Gadis manis itu menoleh, “Iya?”
“Maaf kalau selama ini gue udah bohong,”
Anna mengeryitkan keningnya sambil menatap Fey yang menunduk.
“S-sebenernya gue sama Hegar ngga pacaran,”
“H-hah?”
“Gue sama Hegar itu sebenarnya saudara satu Ayah.”
“M-maksudnya, kalian adik-kakak?”
Fey mengangguk, “Tapi Hegar ngga pernah mau mengakui itu.”
“...” Anna terdiam, ia berusaha untuk mendengarkan cerita Fey.
“Waktu Mama masih muda, Mama dideketin sama Papanya Hegar, padahal waktu itu posisinya mereka udah sama-sama menikah. Sampai suatu hari, Papa Hegar raped my Mom, Ann.” Fey meremat ujung cardigan yang ia kenakan, lalu kembali menceritakan apa yang ia tahu dari sang Mama.
Tentang Papa Hegar yang tidak mau bertanggung jawab sama sekali, memutus seluruh kontak keduanya yang ada. Tidak hanya itu, Papa Hegar yang merupakan seorang pengusaha juga sempat menjatuhkan perusahaan orangtuanya.
Hal itu juga hampir membuat Mama dan Papa Fey bercerai karena dorongan orangtua yang tidak setuju atas kehamilan Mamanya oleh pria lain. Tapi, Papa Fey yang menyayangi Mama, berusaha mempertahankan pernikahan itu.
“Dan gue ngga tau kalau Hegar ternyata terobsesi sama gue dan dia ngga mau anggap gue saudaranya, dia selalu bilang kalau kami pacaran, maka dari itu terjadilah hubungan toxic ini, Ann. Dan dia ngga izinin gue untuk bilang fakta ini ke siapapun.” Tambah Fey sambil menangis.
Bagaimana reaksi Anna? Tentu sangat terkejut. Mengetahui Fey dan Hegar adik-kakak saja sudah membuat otaknya tidak berfungsi dengan baik, ditambah masa lalu yang dialami Mama Fey.
Namun Anna tidak langsung menelan semuanya mentah-mentah. Sekelibat pernyataan Hegar yang mengatakan bahwa ia dan Fey tidak berpacaran, terlintas di kepalanya.
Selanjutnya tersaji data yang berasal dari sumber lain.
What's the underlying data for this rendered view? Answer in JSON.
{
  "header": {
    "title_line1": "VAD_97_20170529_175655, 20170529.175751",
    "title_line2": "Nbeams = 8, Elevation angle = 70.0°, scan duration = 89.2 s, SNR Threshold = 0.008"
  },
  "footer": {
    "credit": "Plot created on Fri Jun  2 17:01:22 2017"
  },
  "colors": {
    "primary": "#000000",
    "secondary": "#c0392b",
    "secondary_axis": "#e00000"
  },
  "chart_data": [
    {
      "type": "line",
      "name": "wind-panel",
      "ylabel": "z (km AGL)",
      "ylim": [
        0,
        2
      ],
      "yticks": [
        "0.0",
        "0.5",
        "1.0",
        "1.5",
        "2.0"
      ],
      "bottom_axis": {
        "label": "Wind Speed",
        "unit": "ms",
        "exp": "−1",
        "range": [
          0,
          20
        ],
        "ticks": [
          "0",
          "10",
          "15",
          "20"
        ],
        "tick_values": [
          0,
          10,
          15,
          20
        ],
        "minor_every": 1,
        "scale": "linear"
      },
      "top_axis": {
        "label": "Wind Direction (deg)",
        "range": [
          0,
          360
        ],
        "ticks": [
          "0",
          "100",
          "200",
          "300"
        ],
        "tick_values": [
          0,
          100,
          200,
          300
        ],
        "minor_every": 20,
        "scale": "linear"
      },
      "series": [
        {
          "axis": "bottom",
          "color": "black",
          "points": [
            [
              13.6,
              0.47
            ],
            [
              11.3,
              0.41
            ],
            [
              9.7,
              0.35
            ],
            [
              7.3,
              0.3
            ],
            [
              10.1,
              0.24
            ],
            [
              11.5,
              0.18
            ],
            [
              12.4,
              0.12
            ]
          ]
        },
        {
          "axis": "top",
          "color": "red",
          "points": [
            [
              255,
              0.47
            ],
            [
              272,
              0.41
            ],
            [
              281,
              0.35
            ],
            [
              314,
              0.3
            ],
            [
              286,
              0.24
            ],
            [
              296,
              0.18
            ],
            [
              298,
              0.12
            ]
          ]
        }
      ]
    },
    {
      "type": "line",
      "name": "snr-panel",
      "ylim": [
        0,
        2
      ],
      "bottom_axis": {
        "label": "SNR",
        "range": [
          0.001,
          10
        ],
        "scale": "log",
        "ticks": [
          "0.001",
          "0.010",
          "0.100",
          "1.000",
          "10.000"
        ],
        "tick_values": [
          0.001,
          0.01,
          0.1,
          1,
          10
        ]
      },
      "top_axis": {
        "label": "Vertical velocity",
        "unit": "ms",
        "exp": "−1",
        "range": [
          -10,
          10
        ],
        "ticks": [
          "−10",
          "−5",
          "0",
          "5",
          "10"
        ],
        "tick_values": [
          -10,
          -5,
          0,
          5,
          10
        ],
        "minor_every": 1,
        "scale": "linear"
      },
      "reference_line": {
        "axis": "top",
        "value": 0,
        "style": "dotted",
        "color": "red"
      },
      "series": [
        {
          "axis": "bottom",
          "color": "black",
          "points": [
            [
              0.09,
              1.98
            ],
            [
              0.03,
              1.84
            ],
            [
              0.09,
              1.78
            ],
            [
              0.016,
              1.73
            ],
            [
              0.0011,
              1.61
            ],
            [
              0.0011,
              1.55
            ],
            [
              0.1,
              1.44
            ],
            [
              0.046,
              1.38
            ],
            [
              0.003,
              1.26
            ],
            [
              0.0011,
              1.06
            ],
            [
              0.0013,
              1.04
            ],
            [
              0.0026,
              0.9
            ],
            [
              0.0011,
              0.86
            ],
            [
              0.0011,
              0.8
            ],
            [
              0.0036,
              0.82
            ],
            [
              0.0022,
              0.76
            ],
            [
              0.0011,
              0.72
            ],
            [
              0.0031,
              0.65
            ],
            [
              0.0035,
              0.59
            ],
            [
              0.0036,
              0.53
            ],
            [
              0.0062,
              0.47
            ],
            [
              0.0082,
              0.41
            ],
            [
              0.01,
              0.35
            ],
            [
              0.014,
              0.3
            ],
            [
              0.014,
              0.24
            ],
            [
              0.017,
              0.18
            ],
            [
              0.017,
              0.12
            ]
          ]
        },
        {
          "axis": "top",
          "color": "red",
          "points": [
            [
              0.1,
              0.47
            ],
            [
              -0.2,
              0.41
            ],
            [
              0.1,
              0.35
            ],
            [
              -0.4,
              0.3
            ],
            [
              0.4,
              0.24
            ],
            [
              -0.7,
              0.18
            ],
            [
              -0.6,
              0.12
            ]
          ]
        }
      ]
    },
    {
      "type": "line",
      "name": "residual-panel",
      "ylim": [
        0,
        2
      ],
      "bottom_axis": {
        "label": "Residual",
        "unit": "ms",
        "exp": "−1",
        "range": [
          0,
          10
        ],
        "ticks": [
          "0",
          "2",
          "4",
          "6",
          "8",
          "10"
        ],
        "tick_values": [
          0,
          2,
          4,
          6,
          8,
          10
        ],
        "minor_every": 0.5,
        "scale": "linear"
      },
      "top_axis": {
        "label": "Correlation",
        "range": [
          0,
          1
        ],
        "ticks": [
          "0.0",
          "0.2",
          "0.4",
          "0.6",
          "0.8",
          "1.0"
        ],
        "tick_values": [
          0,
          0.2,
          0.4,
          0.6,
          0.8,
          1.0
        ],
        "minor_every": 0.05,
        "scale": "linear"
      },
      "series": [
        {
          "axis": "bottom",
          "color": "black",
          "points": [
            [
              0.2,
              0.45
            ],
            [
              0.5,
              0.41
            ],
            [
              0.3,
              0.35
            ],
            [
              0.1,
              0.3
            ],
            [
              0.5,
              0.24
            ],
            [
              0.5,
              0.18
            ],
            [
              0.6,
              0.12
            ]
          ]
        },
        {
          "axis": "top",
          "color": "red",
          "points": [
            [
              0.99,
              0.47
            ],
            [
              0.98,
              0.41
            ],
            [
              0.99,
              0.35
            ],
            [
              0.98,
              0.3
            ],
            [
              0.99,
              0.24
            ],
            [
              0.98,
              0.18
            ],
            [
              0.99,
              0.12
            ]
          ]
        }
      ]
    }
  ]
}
Bahkan belum ada seminggu Hegar mengatakannya.
“Tapi, Fey—”
“Felicia!”
“Papa!!”
Belum sempat Anna bertanya, Papa Fey datang. Fey pun langsung berlari dan berhambur ke dalam pelukan sang Papa, sementara Anna hanya bisa berdiri dan memperhatikan interaksi sepasang Ayah dan anak itu. Hingga tatapannya bertemu langsung dengan Papa Fey, sontak Anna membungkukkan punggungnya sedikit.
Tidak berlama-lama, Fey dan Papanya pamit pulang. Namun sebelumnya, Fey berbisik pada Anna,
“Hati-hati dengan segala ucapan Hegar, Ann.”